= Torch Triple X =

UNIX workstation computer

The Torch Triple X (or XXX) was a UNIX workstation computer produced by the British company Torch Computers, and launched in 1985. It was based on the Motorola 68010 microprocessor and ran a version of UNIX System V.

== Hardware ==

The Triple X was based on an 8 MHz 68010 CPU, with a Hitachi 6303 "service processor". The CPU was accompanied by a 68451 memory management unit and a 68450 DMA controller. Both VMEbus and a BBC Micro-compatible "1MHz bus" expansion buses were provided, as was a SCSI host adapter, and an optional Ethernet interface. Both RS-423 and X.25-compatible synchronous serial ports were provided. This latter feature made the Triple X attractive to the UK academic community, where X.25 networks were prevalent at the time.

Standard RAM capacity was 1 MB, expandable to 7 MB via VME cards. A 720 KB, 5.25-in floppy disk drive and ST-506-compatible 20 MB hard disk were fitted as standard, interfaced to the SCSI bus via an OMTI adapter.

Either a 10 or 13 inch colour monitor was supplied. Two graphics modes were available: 720 × 256 pixels in four colours, or 720 × 512 in two colours.
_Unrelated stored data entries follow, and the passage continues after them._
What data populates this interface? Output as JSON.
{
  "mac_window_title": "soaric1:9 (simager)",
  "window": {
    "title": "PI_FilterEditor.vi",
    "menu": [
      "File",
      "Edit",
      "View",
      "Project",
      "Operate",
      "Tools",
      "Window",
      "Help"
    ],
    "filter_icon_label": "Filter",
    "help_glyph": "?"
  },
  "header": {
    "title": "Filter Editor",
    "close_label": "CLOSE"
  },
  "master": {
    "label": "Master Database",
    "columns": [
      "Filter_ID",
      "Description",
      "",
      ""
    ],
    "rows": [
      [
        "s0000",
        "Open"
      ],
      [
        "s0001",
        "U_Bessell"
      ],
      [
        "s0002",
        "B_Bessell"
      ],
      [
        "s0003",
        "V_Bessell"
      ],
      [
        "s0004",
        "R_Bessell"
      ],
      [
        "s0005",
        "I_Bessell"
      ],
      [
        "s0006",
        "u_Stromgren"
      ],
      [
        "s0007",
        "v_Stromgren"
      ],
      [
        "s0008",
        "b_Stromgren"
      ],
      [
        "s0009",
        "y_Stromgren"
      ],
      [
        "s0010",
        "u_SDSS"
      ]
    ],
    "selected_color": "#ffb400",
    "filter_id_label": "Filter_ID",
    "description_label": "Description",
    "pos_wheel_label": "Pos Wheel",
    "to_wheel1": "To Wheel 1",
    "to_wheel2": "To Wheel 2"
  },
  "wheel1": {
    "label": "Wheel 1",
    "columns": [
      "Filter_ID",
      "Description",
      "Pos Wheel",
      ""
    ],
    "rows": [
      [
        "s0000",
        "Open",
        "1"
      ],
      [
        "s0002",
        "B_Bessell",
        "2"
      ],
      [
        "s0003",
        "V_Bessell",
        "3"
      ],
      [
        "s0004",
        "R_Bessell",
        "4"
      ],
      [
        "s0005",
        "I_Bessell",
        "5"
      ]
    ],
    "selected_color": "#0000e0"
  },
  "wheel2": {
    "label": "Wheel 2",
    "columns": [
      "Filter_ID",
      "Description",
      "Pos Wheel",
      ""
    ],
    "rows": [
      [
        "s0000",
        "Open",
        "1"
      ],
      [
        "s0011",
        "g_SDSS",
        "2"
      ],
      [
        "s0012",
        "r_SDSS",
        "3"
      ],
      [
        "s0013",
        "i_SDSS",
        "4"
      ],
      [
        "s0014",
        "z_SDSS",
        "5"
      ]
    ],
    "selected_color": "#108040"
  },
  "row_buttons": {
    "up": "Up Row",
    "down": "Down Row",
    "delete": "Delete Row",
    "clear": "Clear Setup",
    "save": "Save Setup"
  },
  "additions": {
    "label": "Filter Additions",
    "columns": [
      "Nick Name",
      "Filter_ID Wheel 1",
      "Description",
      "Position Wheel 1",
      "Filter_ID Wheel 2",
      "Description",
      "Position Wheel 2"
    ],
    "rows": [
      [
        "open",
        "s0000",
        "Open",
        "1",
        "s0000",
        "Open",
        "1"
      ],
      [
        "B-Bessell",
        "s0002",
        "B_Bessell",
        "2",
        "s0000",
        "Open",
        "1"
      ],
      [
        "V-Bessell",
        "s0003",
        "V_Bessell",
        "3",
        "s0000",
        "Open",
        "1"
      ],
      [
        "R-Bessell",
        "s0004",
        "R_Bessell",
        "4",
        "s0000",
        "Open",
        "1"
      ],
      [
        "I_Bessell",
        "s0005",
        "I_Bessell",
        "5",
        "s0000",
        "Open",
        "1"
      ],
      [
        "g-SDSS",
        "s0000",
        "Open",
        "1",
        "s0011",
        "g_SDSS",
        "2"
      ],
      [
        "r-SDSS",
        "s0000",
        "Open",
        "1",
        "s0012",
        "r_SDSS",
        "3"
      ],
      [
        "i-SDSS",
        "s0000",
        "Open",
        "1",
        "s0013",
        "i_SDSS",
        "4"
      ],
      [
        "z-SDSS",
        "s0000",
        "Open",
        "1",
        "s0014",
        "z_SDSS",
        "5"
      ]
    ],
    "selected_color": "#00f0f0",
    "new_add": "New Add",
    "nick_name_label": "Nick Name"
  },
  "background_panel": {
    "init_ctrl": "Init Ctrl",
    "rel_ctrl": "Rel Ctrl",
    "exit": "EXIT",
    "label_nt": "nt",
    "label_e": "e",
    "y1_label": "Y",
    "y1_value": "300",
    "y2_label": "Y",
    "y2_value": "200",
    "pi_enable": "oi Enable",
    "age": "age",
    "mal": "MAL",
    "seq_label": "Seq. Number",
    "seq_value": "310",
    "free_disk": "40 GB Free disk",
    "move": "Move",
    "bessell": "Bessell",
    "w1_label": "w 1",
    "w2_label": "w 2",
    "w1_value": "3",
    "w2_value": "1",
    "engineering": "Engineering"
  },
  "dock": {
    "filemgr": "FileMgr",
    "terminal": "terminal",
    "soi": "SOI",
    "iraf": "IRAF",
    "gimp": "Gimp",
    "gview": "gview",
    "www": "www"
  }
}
The Triple X had a novel touch-sensitive "soft" power switch. When switching off, this commanded the operating system to shut down gracefully before powering down.

== Software ==

The Triple X's firmware was called Caretaker. The native operating system was Uniplus+ UNIX System V Release 2. A graphical user interface called OpenTop was also included as standard.

== Quad X ==

The Quad X is an enhanced version of the Triple X, with a 68020 processor and three VME expansion slots. This was produced only in small numbers before Torch became insolvent.